Seminar: Zheng Joyce Wang

Thu, October 25, 2018

All Day

209 W. Eighteenth Ave. (EA), Room 170

Title

Data Fusion Using Hilbert Space Multi-Dimensional Models

Speaker

Zheng Joyce Wang, School of Communication, The Ohio State University

Abstract

With the striking advancement of modern data collection methods, complex and massive data sets are generated from various sources and contexts that are conceptually connected (e.g., “big data”). This promises to provide a better understanding of complex social and behavioral phenomena, but it also presents unprecedented challenges for the integration and interpretation of the data. When large data sets are collected from different contexts or conditions, often they can be summarized by contingency tables or cross-tabulation tables. How to integrate and synthesize these K tables into a compressed, coherent, and interpretable representation? Currently, a common solution is to try to construct a p-way joint probability distribution to reproduce the frequency data observed in the K tables. Often Bayesian causal networks are then used to reduce the number of estimated parameters by imposing conditional independence assumptions. Unfortunately, however, in many cases, no such p-way joint distribution exists in the empirical data sets that can reproduce the observed tables.

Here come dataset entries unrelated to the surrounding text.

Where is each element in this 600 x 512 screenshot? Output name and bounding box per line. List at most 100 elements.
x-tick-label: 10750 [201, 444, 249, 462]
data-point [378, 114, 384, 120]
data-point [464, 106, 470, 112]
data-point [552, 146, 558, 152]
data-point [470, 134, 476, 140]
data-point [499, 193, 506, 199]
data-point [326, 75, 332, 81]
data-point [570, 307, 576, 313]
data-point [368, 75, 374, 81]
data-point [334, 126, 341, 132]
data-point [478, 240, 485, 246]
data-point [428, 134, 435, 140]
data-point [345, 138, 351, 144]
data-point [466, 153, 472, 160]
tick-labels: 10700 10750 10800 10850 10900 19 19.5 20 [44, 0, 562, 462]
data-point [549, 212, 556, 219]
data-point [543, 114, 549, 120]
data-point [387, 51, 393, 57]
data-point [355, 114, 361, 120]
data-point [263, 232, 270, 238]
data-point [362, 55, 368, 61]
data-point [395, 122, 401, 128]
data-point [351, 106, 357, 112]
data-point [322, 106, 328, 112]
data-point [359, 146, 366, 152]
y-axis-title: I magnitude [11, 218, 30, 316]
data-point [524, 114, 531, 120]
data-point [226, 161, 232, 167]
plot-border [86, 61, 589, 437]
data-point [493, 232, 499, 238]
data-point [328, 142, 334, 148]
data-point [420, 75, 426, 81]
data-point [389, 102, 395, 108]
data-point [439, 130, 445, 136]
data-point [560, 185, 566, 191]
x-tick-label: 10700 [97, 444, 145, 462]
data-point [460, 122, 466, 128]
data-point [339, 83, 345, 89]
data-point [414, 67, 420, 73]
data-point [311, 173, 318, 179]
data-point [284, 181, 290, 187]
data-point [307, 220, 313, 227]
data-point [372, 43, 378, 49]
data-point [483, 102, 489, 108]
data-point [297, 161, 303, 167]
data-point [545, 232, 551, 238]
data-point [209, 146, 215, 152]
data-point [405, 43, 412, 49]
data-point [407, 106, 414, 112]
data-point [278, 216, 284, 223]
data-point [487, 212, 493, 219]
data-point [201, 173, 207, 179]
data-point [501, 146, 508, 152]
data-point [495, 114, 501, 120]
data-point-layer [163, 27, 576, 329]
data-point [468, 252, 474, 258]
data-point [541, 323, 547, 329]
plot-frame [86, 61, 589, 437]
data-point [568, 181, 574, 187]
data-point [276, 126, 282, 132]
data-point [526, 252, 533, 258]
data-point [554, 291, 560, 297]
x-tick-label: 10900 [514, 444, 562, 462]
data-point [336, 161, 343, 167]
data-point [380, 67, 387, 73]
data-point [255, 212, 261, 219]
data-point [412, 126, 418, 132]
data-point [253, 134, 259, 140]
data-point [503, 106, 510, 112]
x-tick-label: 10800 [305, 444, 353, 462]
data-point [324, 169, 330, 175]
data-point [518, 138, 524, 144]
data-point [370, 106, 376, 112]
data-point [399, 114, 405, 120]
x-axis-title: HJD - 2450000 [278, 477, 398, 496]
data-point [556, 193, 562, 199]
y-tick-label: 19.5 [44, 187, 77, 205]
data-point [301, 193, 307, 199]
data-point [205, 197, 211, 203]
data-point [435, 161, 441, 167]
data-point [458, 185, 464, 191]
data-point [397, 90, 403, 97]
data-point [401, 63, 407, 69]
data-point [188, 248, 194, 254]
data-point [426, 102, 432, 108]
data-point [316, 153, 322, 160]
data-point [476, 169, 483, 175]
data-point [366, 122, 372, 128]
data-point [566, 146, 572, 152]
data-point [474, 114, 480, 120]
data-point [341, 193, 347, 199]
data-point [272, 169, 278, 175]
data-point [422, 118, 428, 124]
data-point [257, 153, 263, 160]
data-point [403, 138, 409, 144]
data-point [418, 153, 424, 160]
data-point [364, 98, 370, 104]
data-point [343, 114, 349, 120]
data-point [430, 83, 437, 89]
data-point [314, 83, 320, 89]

General procedures for constructing, estimating, and testing Hilbert space multi-dimensional (HSM) models, built from quantum probability theory, are presented. HSM models can be applied to collections of K different contingency tables obtained from a set of p variables that are measured under different contexts. A context is defined by the measurement of a subset of the p variables that are used to form a table. HSM models provide a representation of the collection of K tables in a low dimensional vector space, even when no single joint probability distribution across the p variables exists. HSM models produce parameter estimates that provide a simple and informative interpretation of the complex collection of tables. An empirical application will be discussed to illustrate these ideas.